Télesphore Obame Ngomo digère mal la publication par RFI, de la lettre de félicitations de Jean Ping à Emmanuel Macron. Dans un post sur Facebook, ce 9 mai, il a ainsi plaidé pour le retrait du pays, de la fréquence du média français, accusé de «vouloir déstabiliser notre pays en méprisant ses institutions».

Télesphore Obame Ngomo, le 21 décembre 2016. © Gabonreview

 

«Le vrai débat est là : Faut-il dégager RFI de notre pays ?» C’est en ces termes que Télesphore Obame Ngomo a commencé son post publié sur la page Facebook du groupe satirico-politique, Infos Kinguélé, ce 9 mai. Ayant ardemment battu campagne pour Ali Bongo, le président du mouvement Honneur et Dignité digère mal la publication de la lettre de félicitations de Jean Ping à Emmanuel Macron.

«Depuis la dernière élection présidentielle, la Radio France Internationale (RFI) qui est un bras armé de la Françafrique ne cesse d’afficher des comportements qui méprisent la souveraineté de notre pays», a pesté Télesphore Obame Ngomo avant de demander : «Où est la pertinence de publier les félicitations de Jean Ping, candidat malheureux à la dernière élection d’août 2016, à Emmanuel Macron ?».

Quelques heures avant le post de l’inconditionnel d’Ali Bongo, le site Internet de RFI a publié l’article «Gabon : le «président élu» Jean Ping écrit à Emmanuel Macron». Une publication dans laquelle le média français note : «L’opposant considère avoir gagné la présidentielle du 27 août 2017, et a écrit dès dimanche soir à M. Macron pour le féliciter, en qualité de président élu».

Ce que n’a visiblement pas cautionné Télesphore Obame Ngomo. D’où son post de recadrage à RFI. Ce dernier a considéré, en effet, que l’article du média français est «une pression indirect ou psychologique qui veut s’abattre sur Ali Bongo Ondimba qui refuse que notre pays soit continuellement la vache à lait d’individus mafieux en col blanc».

Tout comme il perçoit également la publication de RFI comme «une manière habile de vouloir déstabiliser notre pays en méprisant ses institutions. Et on voit bien que c’est la suite logique de l’élection présidentielle : sauver coûte que coûte le soldat chinois».

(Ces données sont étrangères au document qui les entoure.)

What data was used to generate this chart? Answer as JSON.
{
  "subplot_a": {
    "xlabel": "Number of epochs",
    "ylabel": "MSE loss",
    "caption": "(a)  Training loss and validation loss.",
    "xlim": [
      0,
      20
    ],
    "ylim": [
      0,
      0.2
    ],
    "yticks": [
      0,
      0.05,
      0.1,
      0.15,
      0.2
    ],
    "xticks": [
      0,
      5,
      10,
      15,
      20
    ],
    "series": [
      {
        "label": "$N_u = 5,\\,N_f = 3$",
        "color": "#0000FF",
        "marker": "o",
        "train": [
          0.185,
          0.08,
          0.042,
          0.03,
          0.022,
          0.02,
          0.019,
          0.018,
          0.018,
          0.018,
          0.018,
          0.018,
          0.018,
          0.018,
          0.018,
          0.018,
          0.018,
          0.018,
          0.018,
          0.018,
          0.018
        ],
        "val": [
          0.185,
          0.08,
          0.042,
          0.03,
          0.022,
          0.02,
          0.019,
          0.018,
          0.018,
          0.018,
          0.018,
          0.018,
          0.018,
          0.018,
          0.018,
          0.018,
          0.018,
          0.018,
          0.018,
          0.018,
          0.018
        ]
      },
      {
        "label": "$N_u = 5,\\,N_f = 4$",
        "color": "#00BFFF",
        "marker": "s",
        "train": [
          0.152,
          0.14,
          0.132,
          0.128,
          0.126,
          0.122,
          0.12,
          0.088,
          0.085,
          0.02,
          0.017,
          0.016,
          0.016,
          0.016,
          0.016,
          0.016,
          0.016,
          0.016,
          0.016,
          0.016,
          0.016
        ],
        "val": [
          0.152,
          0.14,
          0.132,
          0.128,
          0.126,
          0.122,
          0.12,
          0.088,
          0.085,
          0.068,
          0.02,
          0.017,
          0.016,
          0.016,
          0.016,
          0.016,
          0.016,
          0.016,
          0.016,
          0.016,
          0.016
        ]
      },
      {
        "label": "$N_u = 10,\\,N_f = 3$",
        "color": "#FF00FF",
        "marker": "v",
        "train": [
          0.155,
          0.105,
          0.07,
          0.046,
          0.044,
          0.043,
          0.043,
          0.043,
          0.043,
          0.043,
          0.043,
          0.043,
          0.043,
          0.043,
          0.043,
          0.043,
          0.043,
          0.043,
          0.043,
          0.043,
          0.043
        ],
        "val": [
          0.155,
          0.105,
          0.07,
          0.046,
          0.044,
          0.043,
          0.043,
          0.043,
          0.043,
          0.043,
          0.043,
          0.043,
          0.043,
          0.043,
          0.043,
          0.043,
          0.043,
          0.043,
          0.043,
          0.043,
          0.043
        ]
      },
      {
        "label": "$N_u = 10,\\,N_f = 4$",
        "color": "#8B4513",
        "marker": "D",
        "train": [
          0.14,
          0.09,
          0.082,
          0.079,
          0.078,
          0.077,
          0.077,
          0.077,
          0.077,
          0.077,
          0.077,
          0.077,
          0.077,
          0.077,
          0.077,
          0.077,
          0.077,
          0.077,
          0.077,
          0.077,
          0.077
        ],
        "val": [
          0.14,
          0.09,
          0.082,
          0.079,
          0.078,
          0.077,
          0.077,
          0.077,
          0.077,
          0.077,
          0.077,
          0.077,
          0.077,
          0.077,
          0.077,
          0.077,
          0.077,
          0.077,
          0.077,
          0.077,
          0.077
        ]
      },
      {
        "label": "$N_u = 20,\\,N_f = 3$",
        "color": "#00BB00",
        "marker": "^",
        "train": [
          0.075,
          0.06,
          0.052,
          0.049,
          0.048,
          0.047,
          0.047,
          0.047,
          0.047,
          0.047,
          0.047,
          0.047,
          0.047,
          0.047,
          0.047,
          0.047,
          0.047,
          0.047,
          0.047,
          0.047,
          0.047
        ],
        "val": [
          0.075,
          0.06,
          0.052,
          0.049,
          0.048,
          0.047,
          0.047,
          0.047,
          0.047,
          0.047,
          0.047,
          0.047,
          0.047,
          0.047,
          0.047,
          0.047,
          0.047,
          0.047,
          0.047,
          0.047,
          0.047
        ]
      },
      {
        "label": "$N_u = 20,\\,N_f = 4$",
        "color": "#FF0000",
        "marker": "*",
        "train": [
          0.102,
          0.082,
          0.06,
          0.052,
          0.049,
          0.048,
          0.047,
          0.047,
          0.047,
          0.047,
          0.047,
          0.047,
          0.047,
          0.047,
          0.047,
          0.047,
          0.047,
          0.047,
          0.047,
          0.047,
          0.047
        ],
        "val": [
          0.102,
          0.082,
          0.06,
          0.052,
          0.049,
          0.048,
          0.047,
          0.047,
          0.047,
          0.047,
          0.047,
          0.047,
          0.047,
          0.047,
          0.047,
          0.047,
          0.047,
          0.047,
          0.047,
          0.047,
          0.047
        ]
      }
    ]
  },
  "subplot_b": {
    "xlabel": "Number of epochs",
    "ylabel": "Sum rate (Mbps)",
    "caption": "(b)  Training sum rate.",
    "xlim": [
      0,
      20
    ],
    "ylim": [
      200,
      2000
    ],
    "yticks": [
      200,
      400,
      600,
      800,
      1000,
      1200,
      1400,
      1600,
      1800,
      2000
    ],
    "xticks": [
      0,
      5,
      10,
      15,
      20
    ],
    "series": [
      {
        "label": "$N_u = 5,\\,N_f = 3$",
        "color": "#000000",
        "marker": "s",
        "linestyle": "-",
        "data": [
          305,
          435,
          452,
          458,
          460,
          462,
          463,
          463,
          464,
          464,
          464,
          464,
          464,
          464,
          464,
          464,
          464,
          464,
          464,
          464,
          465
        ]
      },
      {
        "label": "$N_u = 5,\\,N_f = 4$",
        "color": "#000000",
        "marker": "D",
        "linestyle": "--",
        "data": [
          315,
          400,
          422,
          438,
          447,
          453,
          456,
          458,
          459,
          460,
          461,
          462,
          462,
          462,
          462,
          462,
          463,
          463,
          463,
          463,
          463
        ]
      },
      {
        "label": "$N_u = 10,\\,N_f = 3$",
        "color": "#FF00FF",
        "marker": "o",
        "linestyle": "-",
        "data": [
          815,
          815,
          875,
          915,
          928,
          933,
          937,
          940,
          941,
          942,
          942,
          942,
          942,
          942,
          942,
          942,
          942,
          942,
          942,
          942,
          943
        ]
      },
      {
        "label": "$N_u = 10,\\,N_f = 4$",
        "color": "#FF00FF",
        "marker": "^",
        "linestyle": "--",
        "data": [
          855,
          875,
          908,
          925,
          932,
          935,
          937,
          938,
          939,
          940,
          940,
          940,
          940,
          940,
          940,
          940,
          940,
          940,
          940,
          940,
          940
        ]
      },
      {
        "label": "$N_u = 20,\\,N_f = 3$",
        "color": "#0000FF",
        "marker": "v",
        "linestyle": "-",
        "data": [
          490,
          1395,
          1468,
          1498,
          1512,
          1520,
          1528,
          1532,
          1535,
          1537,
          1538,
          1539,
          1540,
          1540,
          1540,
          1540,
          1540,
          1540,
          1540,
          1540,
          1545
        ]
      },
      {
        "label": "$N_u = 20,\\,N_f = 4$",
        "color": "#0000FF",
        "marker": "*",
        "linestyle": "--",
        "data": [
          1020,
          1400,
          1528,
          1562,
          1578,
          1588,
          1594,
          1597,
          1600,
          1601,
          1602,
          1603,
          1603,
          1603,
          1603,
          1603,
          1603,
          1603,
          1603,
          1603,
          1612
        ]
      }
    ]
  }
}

Et Télesphore Obame Ngomo de conclure, un brin alarmiste et provocateur : «A ce jeu nous disons ici et maintenant : le Gabon ne sera pas le Rwanda. 2017 ne sera 1994. La Françafrique mourra de sa belle mort et son squelette incinéré sera jeté dans la Seine et non dans l’Ogooué». Un post largement commenté sur les réseaux sociaux. Par ailleurs, pas sûr que ce genre de sortie participe à l’embellie du Gabon dans le classement en matière de liberté de la presse.